I have always defined myself, in part, by my place in my family. I am the fifth child in a family of nine siblings and the first daughter of two daughters. My sister is the eighth child in the family and we are separated by 7 years. Our parents were married at the close of WW2 and we grew up under the strong influence of the Catholic Church. Our parents remained married until my dad's death in 1996 so there were no step siblings or half siblings involved in my life.
My sibs shaped who I am in ways that I can only imagine. I know their impact on who I am today was huge and, frankly, they remain the most influential people in my life. They matter to me. Growing up, I counted on them for companionship, for guidance, for goofiness, for friendship. Who they are now and the struggles and joys of their lives today matter to me a great deal.

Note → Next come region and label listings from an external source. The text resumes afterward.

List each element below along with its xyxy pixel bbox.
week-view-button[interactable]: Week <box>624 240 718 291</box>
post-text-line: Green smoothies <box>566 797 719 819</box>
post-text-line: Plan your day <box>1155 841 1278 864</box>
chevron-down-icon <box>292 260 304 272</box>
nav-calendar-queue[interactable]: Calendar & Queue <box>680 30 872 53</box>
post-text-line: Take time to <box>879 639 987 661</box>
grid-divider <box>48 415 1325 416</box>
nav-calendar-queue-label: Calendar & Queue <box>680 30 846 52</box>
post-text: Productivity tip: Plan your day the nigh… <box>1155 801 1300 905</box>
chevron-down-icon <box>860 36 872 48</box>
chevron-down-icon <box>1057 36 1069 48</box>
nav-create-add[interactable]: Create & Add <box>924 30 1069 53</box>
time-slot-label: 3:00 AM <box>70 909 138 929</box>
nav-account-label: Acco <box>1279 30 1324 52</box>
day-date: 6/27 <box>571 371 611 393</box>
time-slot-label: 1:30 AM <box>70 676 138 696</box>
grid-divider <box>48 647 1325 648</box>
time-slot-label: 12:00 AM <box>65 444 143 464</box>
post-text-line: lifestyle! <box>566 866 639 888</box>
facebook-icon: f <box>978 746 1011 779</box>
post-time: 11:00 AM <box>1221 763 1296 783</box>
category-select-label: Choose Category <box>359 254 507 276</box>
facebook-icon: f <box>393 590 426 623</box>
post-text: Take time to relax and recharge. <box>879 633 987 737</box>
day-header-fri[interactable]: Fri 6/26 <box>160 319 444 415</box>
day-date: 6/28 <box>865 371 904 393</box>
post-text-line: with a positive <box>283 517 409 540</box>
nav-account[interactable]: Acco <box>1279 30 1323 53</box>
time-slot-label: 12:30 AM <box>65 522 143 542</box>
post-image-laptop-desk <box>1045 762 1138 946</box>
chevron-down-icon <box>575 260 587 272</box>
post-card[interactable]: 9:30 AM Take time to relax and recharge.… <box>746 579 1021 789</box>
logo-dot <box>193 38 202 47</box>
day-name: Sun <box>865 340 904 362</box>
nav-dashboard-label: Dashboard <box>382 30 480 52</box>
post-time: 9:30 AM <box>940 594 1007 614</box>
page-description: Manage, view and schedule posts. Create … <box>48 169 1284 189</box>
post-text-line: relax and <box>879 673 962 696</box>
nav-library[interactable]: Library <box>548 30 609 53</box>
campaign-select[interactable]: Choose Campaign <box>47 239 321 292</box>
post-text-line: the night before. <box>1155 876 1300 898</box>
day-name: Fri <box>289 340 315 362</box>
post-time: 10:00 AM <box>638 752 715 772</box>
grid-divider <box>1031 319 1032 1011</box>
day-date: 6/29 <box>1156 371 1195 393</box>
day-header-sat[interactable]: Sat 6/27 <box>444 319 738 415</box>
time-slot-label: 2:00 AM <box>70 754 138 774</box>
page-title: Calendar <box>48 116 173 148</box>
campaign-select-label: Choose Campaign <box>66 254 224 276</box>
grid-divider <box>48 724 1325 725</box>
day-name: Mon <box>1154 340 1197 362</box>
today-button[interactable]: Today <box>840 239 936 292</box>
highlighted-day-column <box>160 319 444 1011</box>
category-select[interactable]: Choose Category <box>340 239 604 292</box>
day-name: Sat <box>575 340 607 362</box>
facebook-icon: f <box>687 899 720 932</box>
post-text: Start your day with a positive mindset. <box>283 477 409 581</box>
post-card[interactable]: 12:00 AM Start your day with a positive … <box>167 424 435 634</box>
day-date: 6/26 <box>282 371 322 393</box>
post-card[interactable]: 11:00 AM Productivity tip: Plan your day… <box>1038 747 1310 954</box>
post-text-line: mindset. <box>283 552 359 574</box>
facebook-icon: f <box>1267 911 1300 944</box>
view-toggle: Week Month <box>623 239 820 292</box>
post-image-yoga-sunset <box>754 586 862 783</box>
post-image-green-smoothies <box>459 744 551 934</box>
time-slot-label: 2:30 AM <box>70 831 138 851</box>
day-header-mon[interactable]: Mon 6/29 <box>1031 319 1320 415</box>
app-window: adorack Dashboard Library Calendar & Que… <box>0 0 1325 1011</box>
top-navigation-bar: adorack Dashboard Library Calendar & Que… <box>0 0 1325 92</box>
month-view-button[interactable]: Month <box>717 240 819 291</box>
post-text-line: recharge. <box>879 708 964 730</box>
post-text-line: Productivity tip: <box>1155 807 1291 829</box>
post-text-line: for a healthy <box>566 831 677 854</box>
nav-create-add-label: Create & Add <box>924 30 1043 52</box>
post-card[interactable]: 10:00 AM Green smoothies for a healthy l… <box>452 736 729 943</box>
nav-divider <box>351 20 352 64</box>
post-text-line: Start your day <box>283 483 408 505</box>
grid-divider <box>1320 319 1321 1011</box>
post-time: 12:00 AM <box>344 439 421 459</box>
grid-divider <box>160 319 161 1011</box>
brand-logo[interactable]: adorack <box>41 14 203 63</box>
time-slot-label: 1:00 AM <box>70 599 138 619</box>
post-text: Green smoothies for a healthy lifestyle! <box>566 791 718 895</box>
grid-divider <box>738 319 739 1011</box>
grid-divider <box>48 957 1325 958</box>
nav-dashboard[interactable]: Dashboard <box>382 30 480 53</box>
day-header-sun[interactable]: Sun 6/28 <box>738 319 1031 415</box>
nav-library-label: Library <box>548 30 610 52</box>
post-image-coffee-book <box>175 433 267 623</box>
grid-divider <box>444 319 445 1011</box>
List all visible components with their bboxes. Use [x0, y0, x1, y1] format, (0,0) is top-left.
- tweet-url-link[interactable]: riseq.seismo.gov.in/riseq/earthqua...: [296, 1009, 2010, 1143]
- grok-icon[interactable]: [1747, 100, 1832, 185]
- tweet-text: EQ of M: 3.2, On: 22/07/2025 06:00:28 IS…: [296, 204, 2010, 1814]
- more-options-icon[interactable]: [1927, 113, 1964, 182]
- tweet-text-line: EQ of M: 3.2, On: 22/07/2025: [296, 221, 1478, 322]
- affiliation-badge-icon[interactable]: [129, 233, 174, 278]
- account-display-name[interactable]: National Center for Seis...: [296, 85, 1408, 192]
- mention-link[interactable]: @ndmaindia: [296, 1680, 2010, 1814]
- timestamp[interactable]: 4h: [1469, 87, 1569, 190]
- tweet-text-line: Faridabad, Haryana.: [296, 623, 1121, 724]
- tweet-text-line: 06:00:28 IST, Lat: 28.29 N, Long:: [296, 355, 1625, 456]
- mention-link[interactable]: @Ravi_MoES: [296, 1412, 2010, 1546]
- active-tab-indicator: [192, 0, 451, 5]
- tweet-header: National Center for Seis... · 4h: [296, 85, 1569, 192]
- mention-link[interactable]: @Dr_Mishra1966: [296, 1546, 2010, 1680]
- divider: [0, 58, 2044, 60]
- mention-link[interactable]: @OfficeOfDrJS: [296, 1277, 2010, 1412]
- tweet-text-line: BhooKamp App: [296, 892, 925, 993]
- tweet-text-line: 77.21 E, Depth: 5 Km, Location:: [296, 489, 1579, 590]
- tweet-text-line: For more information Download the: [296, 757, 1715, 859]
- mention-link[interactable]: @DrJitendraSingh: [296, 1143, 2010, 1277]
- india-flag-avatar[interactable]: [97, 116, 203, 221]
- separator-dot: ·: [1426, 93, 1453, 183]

My sister, who shares my outlook on family, gave me this book for my birthday and I found it to be an absorbing read. Really, there were no surprises in it but it was enjoyable to read and to relate to the families referenced. The author, Jeffrey Kluger, grew up as the second child in a family of four boys (which later expanded to include two half siblings and a step sibling). His childhood seemed so much more tumultuous than mine but his observations and documentation of siblings, in general, are interesting to me. Chapters include discussions of birth order, how families change (the family I was born into is not the same family that my oldest brother, my youngest brother, or my sister, or any of my siblings were born into),
the presence and consequences of favoritism in families, siblings raising siblings, and the ties that bind siblings during the adult years.
I know my brothers and sister would agree that we were fortunate to have each other. There was support, comfort, and companionship in numbers. I know that there were times when we each "got lost in the shuffle" and I suspect that the sheer volume of noise and personalities overwhelmed me and at least some, if not all, of my sibs (not to mention the 'rents). It was easy to be overlooked and to stay quiet to avoid being seen when you didn't want to be seen. It was also easy to hide in the shadow of a sibling or to delight in the friendship of a sibling.
My siblings are the people who have known me the longest. They grew up with me, through little kidhood, adolescence, marriages, child rearing, and who will continue to stand with me at funerals until, sadly, there is only one standing. We watched each other make choices in life and play them out. I suspect one of the surprises of my later life might be the connections I continue to grow with my brothers and my sister.
As I noted, Mr. Kluger's book doesn't really hold new information for me. I've lived his book and maybe that's why I found it interesting. Maybe you will too.